MICHIGAN – Scientists at the Michigan State University are co-prescribing foods with a modified immune response that may prevent flu vaccines.

A study conducted on mice presented at the 2019 meeting of Experimental Biology in Orlando, Florida on April 7, offers a new potential for vaccine efficacy.
Tert-butylhydroquinone, or tBHQ, can be found in several foods, including edible oils, frozen mussels (especially fish) and processed foods such as cod and crackers. Products do not always have to add an ingredient to the list.
"If you get a vaccine but part of the immune system is not learning to recognize and do not fight cell infected viruses, it can lead to a less effective vaccine," said Robert Fribor, the fourth year doctoral student who led the study with Cheryl Rockwell, Associate Professor of the Department of Pharmacology and Toxicology. "We determined that when tBHQ was administered through a diet, it affected certain cells that are important for the implementation of the appropriate immune response to the flu.
Using various strains of the influenza, including H1

N1 and H3N2, Freeborn and Rockwell were guided by CD4 and CD8 T cells and included tBHQ in food of mice in an amount comparable to human consumption.
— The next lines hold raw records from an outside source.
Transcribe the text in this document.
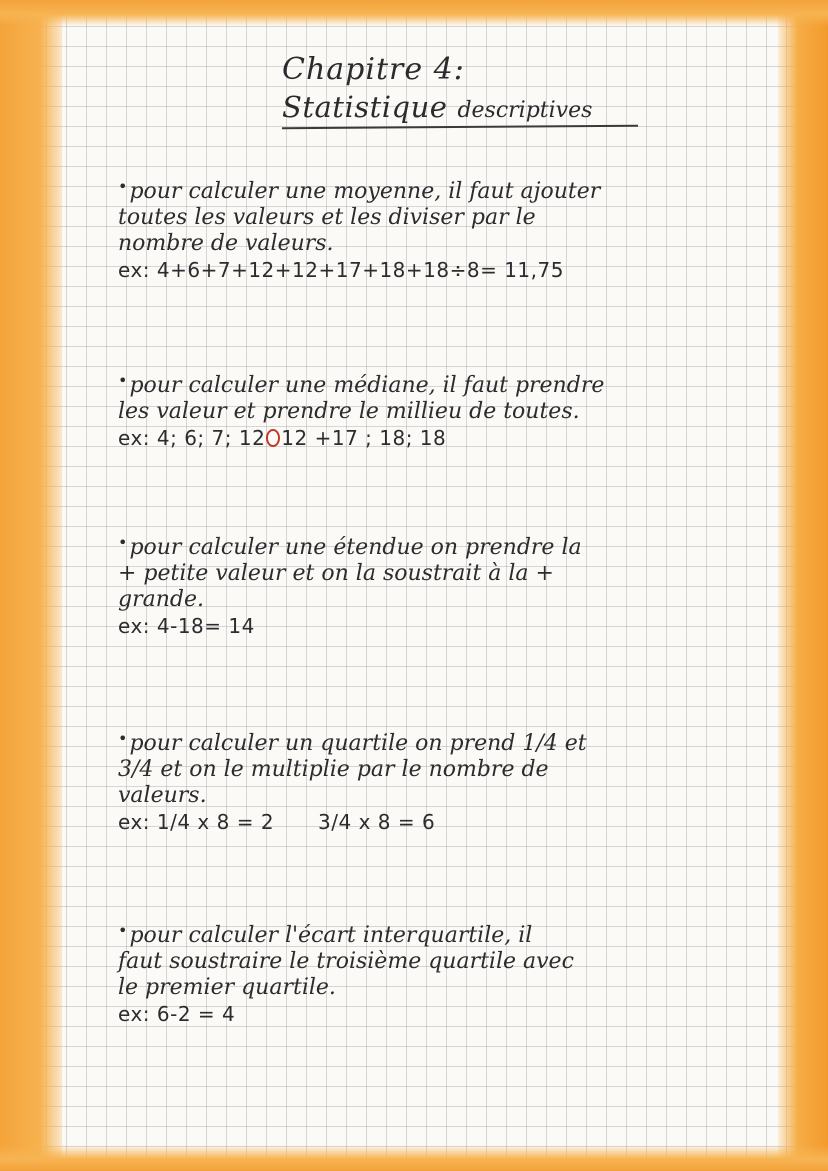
Chapitre 4:
Statistique descriptives

•pour calculer une moyenne, il faut ajouter

toutes les valeurs et les diviser par le

nombre de valeurs.

ex: 4+6+7+12+12+17+18+18÷8= 11,75

•pour calculer une médiane, il faut prendre

les valeur et prendre le millieu de toutes.

ex: 4; 6; 7; 12 12 +17 ; 18; 18

•pour calculer une étendue on prendre la

+ petite valeur et on la soustrait à la +

grande.

ex: 4-18= 14

•pour calculer un quartile on prend 1/4 et

3/4 et on le multiplie par le nombre de

valeurs.

ex: 1/4 x 8 = 2 3/4 x 8 = 6

•pour calculer l'écart interquartile, il

faut soustraire le troisième quartile avec

le premier quartile.

ex: 6-2 = 4
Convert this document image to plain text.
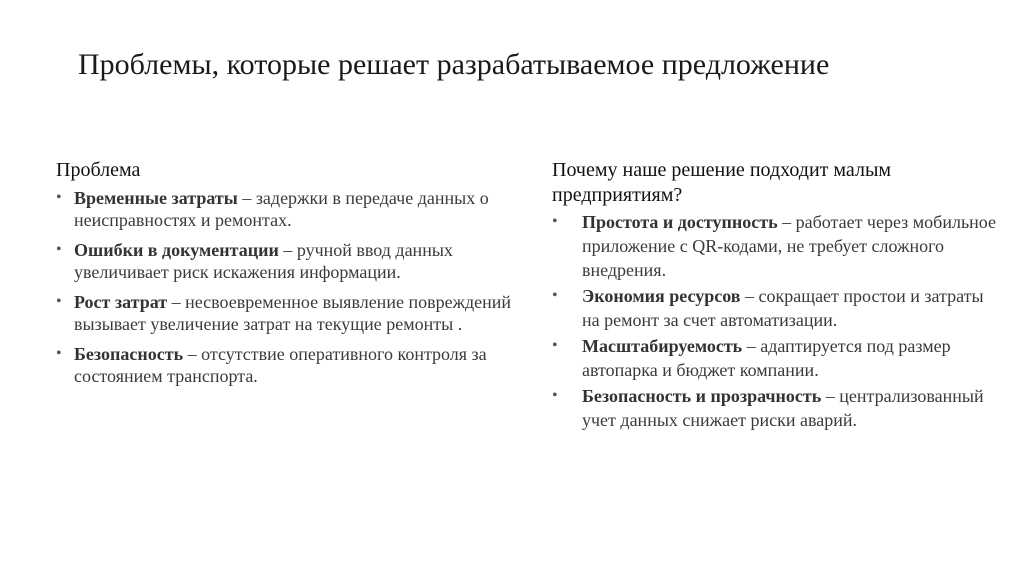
Проблемы, которые решает разрабатываемое предложение
Проблема
• Временные затраты – задержки в передаче данных о неисправностях и ремонтах.
• Ошибки в документации – ручной ввод данных увеличивает риск искажения информации.
• Рост затрат – несвоевременное выявление повреждений вызывает увеличение затрат на текущие ремонты .
• Безопасность – отсутствие оперативного контроля за состоянием транспорта.
Почему наше решение подходит малым предприятиям?
• Простота и доступность – работает через мобильное приложение с QR-кодами, не требует сложного внедрения.
• Экономия ресурсов – сокращает простои и затраты на ремонт за счет автоматизации.
• Масштабируемость – адаптируется под размер автопарка и бюджет компании.
• Безопасность и прозрачность – централизованный учет данных снижает риски аварий.
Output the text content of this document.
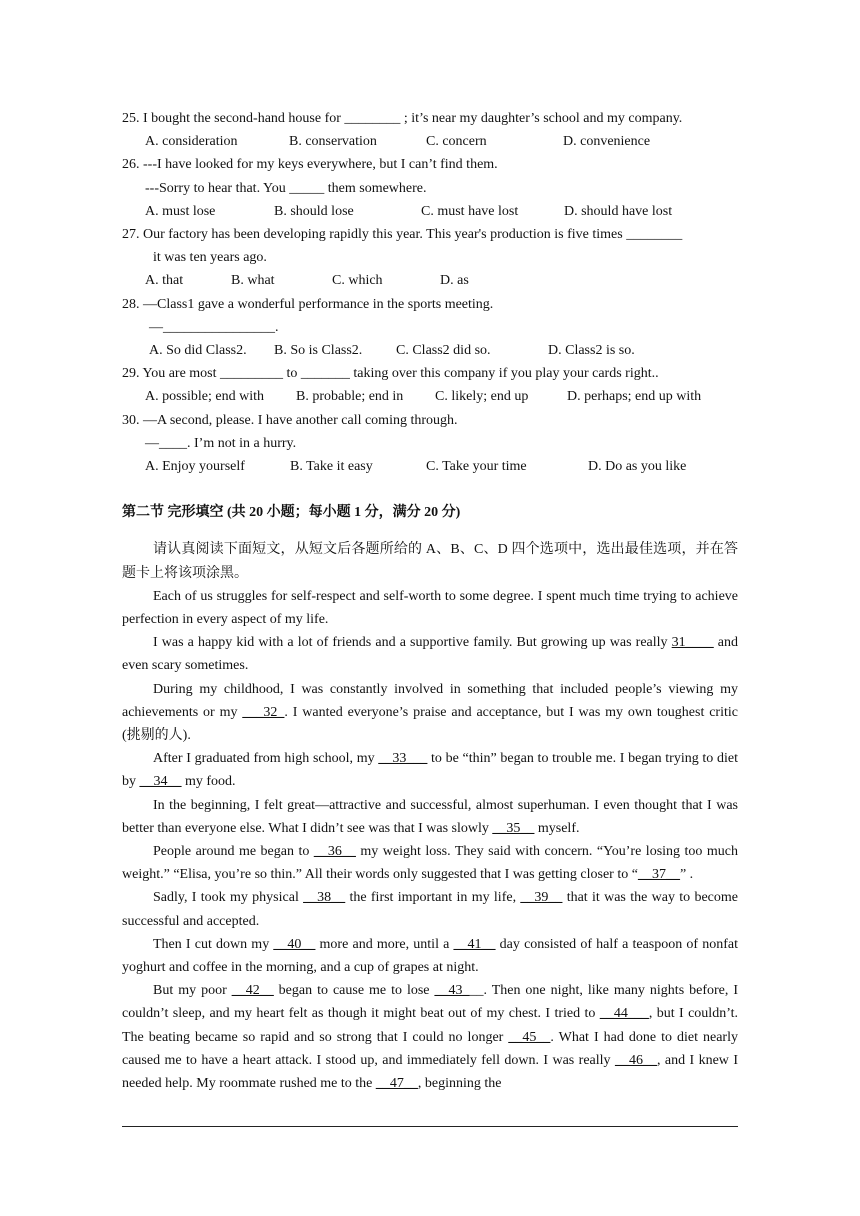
25. I bought the second-hand house for ________ ; it’s near my daughter’s school and my company.

A. consideration	B. conservation	C. concern	D. convenience

26. ---I have looked for my keys everywhere, but I can’t find them.

---Sorry to hear that. You _____ them somewhere.

A. must lose	B. should lose	C. must have lost	D. should have lost

27. Our factory has been developing rapidly this year. This year's production is five times ________

it was ten years ago.

A. that	B. what	C. which	D. as

28. —Class1 gave a wonderful performance in the sports meeting.

—________________.

A. So did Class2. B. So is Class2. C. Class2 did so.	D. Class2 is so.

29. You are most _________ to _______ taking over this company if you play your cards right..

A. possible; end with B. probable; end in C. likely; end up	D. perhaps; end up with

30. —A second, please. I have another call coming through.

—____. I’m not in a hurry.

A. Enjoy yourself	B. Take it easy	C. Take your time	D. Do as you like

第二节 完形填空 (共 20 小题；每小题 1 分，满分 20 分)

请认真阅读下面短文，从短文后各题所给的 A、B、C、D 四个选项中，选出最佳选项，并在答题卡上将该项涂黑。

Each of us struggles for self-respect and self-worth to some degree. I spent much time trying to achieve perfection in every aspect of my life.

I was a happy kid with a lot of friends and a supportive family. But growing up was really 31____ and even scary sometimes.

During my childhood, I was constantly involved in something that included people’s viewing my achievements or my ___32_. I wanted everyone’s praise and acceptance, but I was my own toughest critic (挑剔的人).

After I graduated from high school, my __33___ to be “thin” began to trouble me. I began trying to diet by __34__ my food.

In the beginning, I felt great—attractive and successful, almost superhuman. I even thought that I was better than everyone else. What I didn’t see was that I was slowly __35__ myself.

People around me began to __36__ my weight loss. They said with concern. “You’re losing too much weight.” “Elisa, you’re so thin.” All their words only suggested that I was getting closer to “__37__” .

Sadly, I took my physical __38__ the first important in my life, __39__ that it was the way to become successful and accepted.

Then I cut down my __40__ more and more, until a __41__ day consisted of half a teaspoon of nonfat yoghurt and coffee in the morning, and a cup of grapes at night.

But my poor __42__ began to cause me to lose __43___. Then one night, like many nights before, I couldn’t sleep, and my heart felt as though it might beat out of my chest. I tried to __44___, but I couldn’t. The beating became so rapid and so strong that I could no longer __45__. What I had done to diet nearly caused me to have a heart attack. I stood up, and immediately fell down. I was really __46__, and I knew I needed help. My roommate rushed me to the __47__, beginning the
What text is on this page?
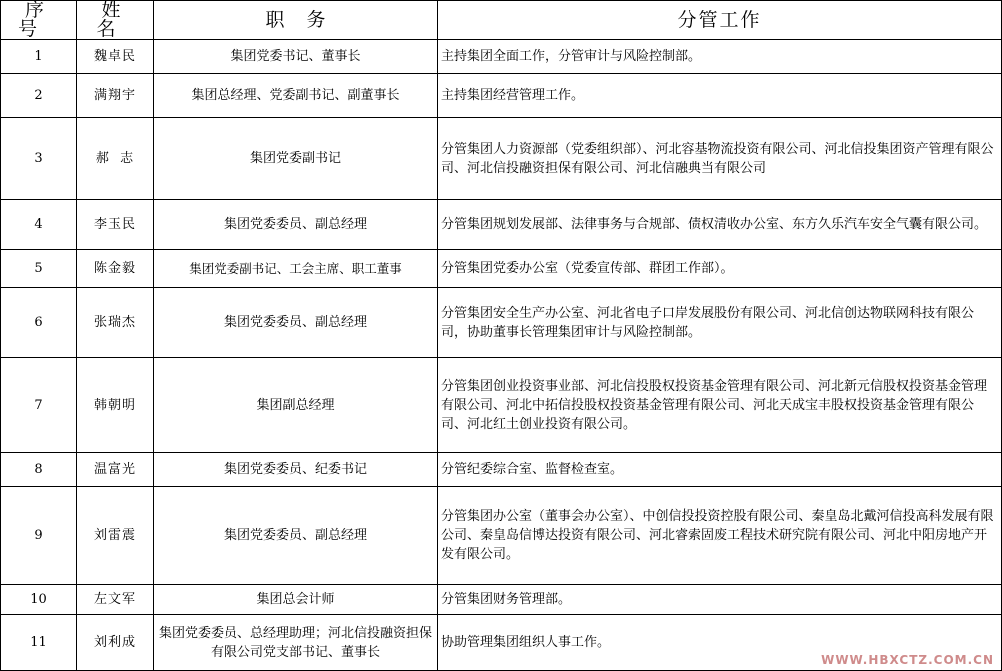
序号	姓名	职务	分管工作
1	魏卓民	集团党委书记、董事长	主持集团全面工作，分管审计与风险控制部。
2	满翔宇	集团总经理、党委副书记、副董事长	主持集团经营管理工作。
3	郝  志	集团党委副书记	分管集团人力资源部（党委组织部）、河北容基物流投资有限公司、河北信投集团资产管理有限公司、河北信投融资担保有限公司、河北信融典当有限公司
4	李玉民	集团党委委员、副总经理	分管集团规划发展部、法律事务与合规部、债权清收办公室、东方久乐汽车安全气囊有限公司。
5	陈金毅	集团党委副书记、工会主席、职工董事	分管集团党委办公室（党委宣传部、群团工作部）。
6	张瑞杰	集团党委委员、副总经理	分管集团安全生产办公室、河北省电子口岸发展股份有限公司、河北信创达物联网科技有限公司，协助董事长管理集团审计与风险控制部。
7	韩朝明	集团副总经理	分管集团创业投资事业部、河北信投股权投资基金管理有限公司、河北新元信股权投资基金管理有限公司、河北中拓信投股权投资基金管理有限公司、河北天成宝丰股权投资基金管理有限公司、河北红土创业投资有限公司。
8	温富光	集团党委委员、纪委书记	分管纪委综合室、监督检查室。
9	刘雷震	集团党委委员、副总经理	分管集团办公室（董事会办公室）、中创信投投资控股有限公司、秦皇岛北戴河信投高科发展有限公司、秦皇岛信博达投资有限公司、河北睿索固废工程技术研究院有限公司、河北中阳房地产开发有限公司。
10	左文军	集团总会计师	分管集团财务管理部。
11	刘利成	集团党委委员、总经理助理；河北信投融资担保有限公司党支部书记、董事长	协助管理集团组织人事工作。
WWW.HBXCTZ.COM.CN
"CD4 T-cells are similar directors who tell everyone what to do," said Freiborne. "CD8 T-cells are actors who do what the director wants."
Researchers looked at several reaction factors, including whether T-cells appeared, were able to do the right job and ultimately recognize and memorize the virus's invasion.

"Overall, we saw a reduced amount of CD8 T cells in the lungs and reduced the number of CD4 and CD8 T cells that could identify the influenza virus in mice that were exposed to tBHQ," said Fribor. "These mice also had a common inflammation and production of mucus in the lungs."
TBHQ also slowed down the initial activation of T cells, reducing their ability to fight infection more quickly. This allowed the virus to run in mice until cells were fully activated.
The second phase of the study showed that the additive interferes with the ability of the immune system to memorize how to respond to the influenza virus, particularly when another strain was introduced at another time. This has led to a longer recovery and additional weight loss in mice.

"It is important for the body to recognize the virus and remember how to effectively deal with it," said Freiborne. "This is the essence of vaccines to stimulate this memory and produce immunity. TBHQ seems to be breaking this process."

The study was funded by the National Institutes of Health.